Home / Lifstyle / Inilah Alasan Kenapa Berwisata ke Raja Ampat Sangat Mahal!
Inilah Alasan Kenapa Berwisata ke Raja Ampat Sangat Mahal!

Inilah Alasan Kenapa Berwisata ke Raja Ampat Sangat Mahal!

Kabar Lifestyle – Raja Ampat mempunyai destinasi wisata yang eksotis. Tahukah Anda berwisata ke sana begitu mahal. Berikut alasannya!

Siapa yang tidak tahu Raja Ampat? Primadona baru dari timur Indonesia ini telah mulai di kenal banyak wisatawan dalam negeri ataupun mancanegara. Tetapi sayangnya, biaya untuk berkunjung ke tempat itu masih termasuk mahal.

Pikirkan saja, untuk menikmati keindahan yang ada ditempat ini, sekurang-kurangnya wisatawan mesti merogoh kocek sekitaran Rp5 juta untuk estimasi 5-6 hari (di luar tiket pesawat pulang-pergi).

Pembangunan infrastrukur yang belum rata memanglah jadi satu diantara alasan paling utama, tingginya biaya hidup di lokasi itu.

Namun, ada kenyataan menarik lain yang di sampaikan Kepala Dinas Pariwisata Provinsi Papua Barat, Edi Sumarwoto.

“Infrastruktur di Raja Ampat itu masih begitu minim. Untuk pindah dari satu spot ke spot lain mesti memakai speed boat atau long boat dengan estimasi 3 jam. Bagaimana tidak mahal biayanya,” katanya, Jumat (30/9/2016).

Infrastruktur ini dapat berdampak pada pelayanan bahan bakar minyak yang ada di sekitaran lokasi. Edi mengaku, sampai detik ini belum ada pelayanan bbm dengan harga normal.

Diluar itu, kelangkaan tenaga kerja di Raja Ampat bikin biaya operasional makin mahal. Hanya satu cara yaitu dengan lakukan percepatan infrastruktur seperti, pembangunan bandara, pelabuhan, dan alat-alat angkut yang ideal.

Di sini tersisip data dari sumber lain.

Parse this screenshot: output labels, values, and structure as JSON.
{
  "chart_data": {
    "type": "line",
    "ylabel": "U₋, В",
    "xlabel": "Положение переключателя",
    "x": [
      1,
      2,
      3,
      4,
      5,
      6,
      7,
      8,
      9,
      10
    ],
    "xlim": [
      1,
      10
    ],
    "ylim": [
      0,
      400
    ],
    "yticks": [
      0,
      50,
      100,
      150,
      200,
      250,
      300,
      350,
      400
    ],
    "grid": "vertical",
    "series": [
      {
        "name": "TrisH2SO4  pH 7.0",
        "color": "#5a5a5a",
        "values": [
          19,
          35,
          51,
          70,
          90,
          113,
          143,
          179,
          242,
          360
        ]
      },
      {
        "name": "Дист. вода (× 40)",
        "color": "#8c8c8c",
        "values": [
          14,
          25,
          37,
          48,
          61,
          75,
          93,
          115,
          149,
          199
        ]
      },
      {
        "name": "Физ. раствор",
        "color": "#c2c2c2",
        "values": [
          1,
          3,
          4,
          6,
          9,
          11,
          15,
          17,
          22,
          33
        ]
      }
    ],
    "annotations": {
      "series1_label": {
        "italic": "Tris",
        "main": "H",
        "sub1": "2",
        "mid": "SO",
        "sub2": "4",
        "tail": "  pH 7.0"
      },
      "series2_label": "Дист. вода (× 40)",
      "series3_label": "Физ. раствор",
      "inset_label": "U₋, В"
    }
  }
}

“Tidak usah jauh-jauh ngomongin bbm. Pasokan air bersih yang ada di sini itu semua murni dari air galon. Dipasok dari Sorong dengan harga Rp50 ribu, setelah masuk Raja Ampat harga nya melambung 2 kali lipat,” tuturnya.

Lihat hal tersebut, Edi menghimbau pihak Kementerian Pariwisata untuk serius mendukung pembangunan yang berorientasikan nasional.

Menurut dia, peningkatan infrastruktur di Raja Ampat telah mulai terasa, namun pergerakannya begitu pelan lantaran belum serius.

“Mungkin “mereka” masih mementingkan daerah masing-masing. Kami merasa jadi terkotak-kotakkan serta implementasinya masih cenderung kedaerahan,” tutupnya.